A couple who, in 2009, found a lottery ticket on a shop floor and subsequently cashed it in to the value of £30,000 were sentenced for fraud by false representation each receiving an eleven-month suspended sentence, after the loser of the ticket came forward proving she was the purchaser of the ticket. The couple told the police that they did not realise a crime was being committed and put the find down to good luck.
Similarly, in 2012 a shop worker was sentenced to a thirty-month prison sentence for fraud by false representation when claiming a winning lottery ticket belonging to a pensioner couple was his. Clearly in both cases the property, being the winning ticket, had not been abandoned but merely mislaid.
Lost property. Is it finders, keepers?
Consider Fletcher versus Chief Constable of Leicestershire Constabulary where following a fire at a flat, it remained unoccupied for some months. Mr Fletcher set about repairing the flat in the course of his business and whilst carrying out the refurbishment he found a metal box under an old kitchen unit. Inside the box was a bundle of £20 notes totalling £17,940.00. Mr Fletcher took the money to the police. The constabulary considered that the money was the result of unlawful criminal conduct, and they applied to the magistrates’ court for an order, pursuant to s298 of the Proceeds of Crime Act 2002 forfeiting the sum. The order was granted and Mr Fletcher appealed.

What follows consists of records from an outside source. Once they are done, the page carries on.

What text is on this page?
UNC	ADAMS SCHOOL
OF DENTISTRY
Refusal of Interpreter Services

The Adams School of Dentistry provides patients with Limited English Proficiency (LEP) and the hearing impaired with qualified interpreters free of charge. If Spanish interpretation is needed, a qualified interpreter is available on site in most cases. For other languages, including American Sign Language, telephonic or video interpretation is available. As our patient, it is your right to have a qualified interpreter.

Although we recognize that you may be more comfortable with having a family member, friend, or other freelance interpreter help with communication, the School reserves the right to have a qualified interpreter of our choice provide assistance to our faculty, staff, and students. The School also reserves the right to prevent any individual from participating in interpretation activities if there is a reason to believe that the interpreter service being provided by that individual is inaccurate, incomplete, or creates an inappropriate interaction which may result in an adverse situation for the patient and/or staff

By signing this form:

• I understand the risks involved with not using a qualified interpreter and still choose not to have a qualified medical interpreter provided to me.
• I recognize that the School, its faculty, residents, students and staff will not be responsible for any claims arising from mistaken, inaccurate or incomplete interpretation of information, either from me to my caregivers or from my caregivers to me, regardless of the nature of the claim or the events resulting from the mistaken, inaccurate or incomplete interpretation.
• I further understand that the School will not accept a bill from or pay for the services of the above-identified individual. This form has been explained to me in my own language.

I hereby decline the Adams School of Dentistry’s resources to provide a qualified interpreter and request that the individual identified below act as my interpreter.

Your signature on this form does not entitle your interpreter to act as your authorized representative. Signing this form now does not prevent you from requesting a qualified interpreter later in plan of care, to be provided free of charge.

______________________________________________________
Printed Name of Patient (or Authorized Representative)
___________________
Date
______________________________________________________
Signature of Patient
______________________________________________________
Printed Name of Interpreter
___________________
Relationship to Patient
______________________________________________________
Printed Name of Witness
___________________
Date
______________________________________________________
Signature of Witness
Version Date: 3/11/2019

On appeal the Crown Court decided that the money was as a result of some criminal conduct but were unable to identify the type of conduct involved. The Court further found as a fact: ‘on the balance of probabilities that the hider never abandoned his intention to recover the money, in order to use it, because it is extremely unlikely that anybody would willingly abandon £17,940, and because the purpose of hiding the money had been to make it available to be used at some time in the future’
The money was not a historic hoard as nearly all the notes had been issued fairly recently and were nearly all of the same denomination. No fingerprints were found on the money and only one smudged print was found on the box itself. The Court stated this demonstrated that the person who placed the money in the box and then hid it took great pains to ensure that he could not be identified from the money or the box. It would be extremely unlikely that a person would have taken the trouble of concealing a large amount of money and then abandon it.
The Court held that the money was not abandoned – the hider had not abandoned his intention to recover the money. In those circumstances if the hider spent the money it would amount to a criminal offence and any dealing with the money by Mr Fletcher would also involve committing a criminal offence. Consequently, the Crown Court granted the application for an order forfeiting the money.
For the most part the law governing property in these situations appears well adapted for the ultimate return of goods to the owner, and this may tempt the discoverer into declining to reveal his discovery. But if finders of property wish to abide by the law they need to be wary about who owns the ‘lost’ property as, although losers may no longer have physical possession of the property, they may still retain legal entitlement to it.